Added to the railways, they also get hydraulic works. One of two utilities on the board, Waterworks is a low-cost investment that pays off repeatedly through the game. You can’t win with Waterworks alone, but when added to all four rails it creates a powerful competitor that is a threat in all geographies (and on all sides of the board).

Low cost airlines own Dark Purples, The Electric Company and The Jail

Every other full-size jet passenger airline in the US, namely Alaska, JetBlue, Frontier, Spirit, Sun Country, Allegiant, Breeze and Avelo, is vying for the deep purples of Mediterranean & Baltic and Electric Company . The cheapest real estate on the board, dark purples aren’t expensive to buy or develop, but they don’t offer enough consistently profitable returns to keep a player competitive. Added to these are the Electric Company, the second utility in the game. Like Waterworks, it helps to have it, but it’s best to have both if you can. Collectively carrying less than 40% of all US traffic, with no airline even approaching 10%, none of these airlines can effectively contend with the real estate weight of the big four.

The prison site shuts down the low-cost carrier’s operations. While in the actual game no one can own the prison, it represents the fact that these carriers are often blocked or jailed from the real estate needed to be truly competitive against their much larger competitors.

The remaining spaces and final thoughts

The other spaces in the table, such as the Chance and Community Chest cards, luxury tax and income tax spaces are owned by the US government. They tax the industry in many ways, including excise taxes on fuel and tickets, standard corporate and payroll taxes, and fees added to each ticket to cover airport security. They also create policies to seemingly improve competition and improve customer service, so random card draws make sense for that.

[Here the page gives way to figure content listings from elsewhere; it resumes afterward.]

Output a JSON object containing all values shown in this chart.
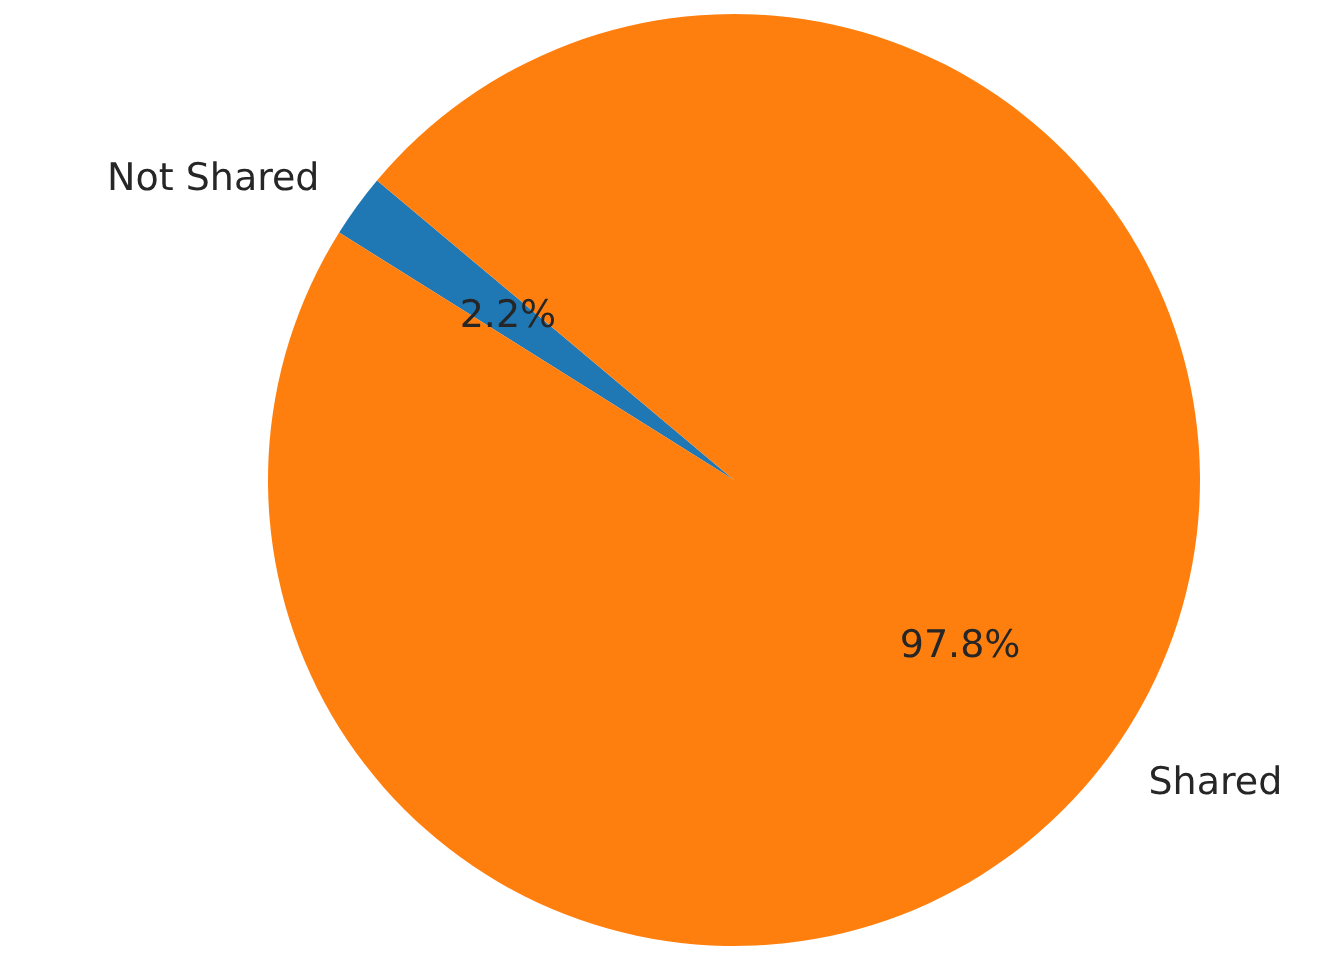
{
  "chart_data": {
    "type": "pie",
    "categories": [
      "Not Shared",
      "Shared"
    ],
    "values": [
      2.2,
      97.8
    ],
    "colors": [
      "#1f77b4",
      "#ff7f0e"
    ],
    "value_labels": [
      "2.2%",
      "97.8%"
    ]
  }
}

This mapping only considered US domestic travel. If you were to add in the sometimes extensive international networks of US companies, you would get a very different picture. United would become relatively larger while American would become relatively smaller. The big four will approach 80% of all US-based traffic. Low-cost airlines would be limited to only nearby international destinations such as Mexico, the Caribbean and North South America, and thus would be further behind.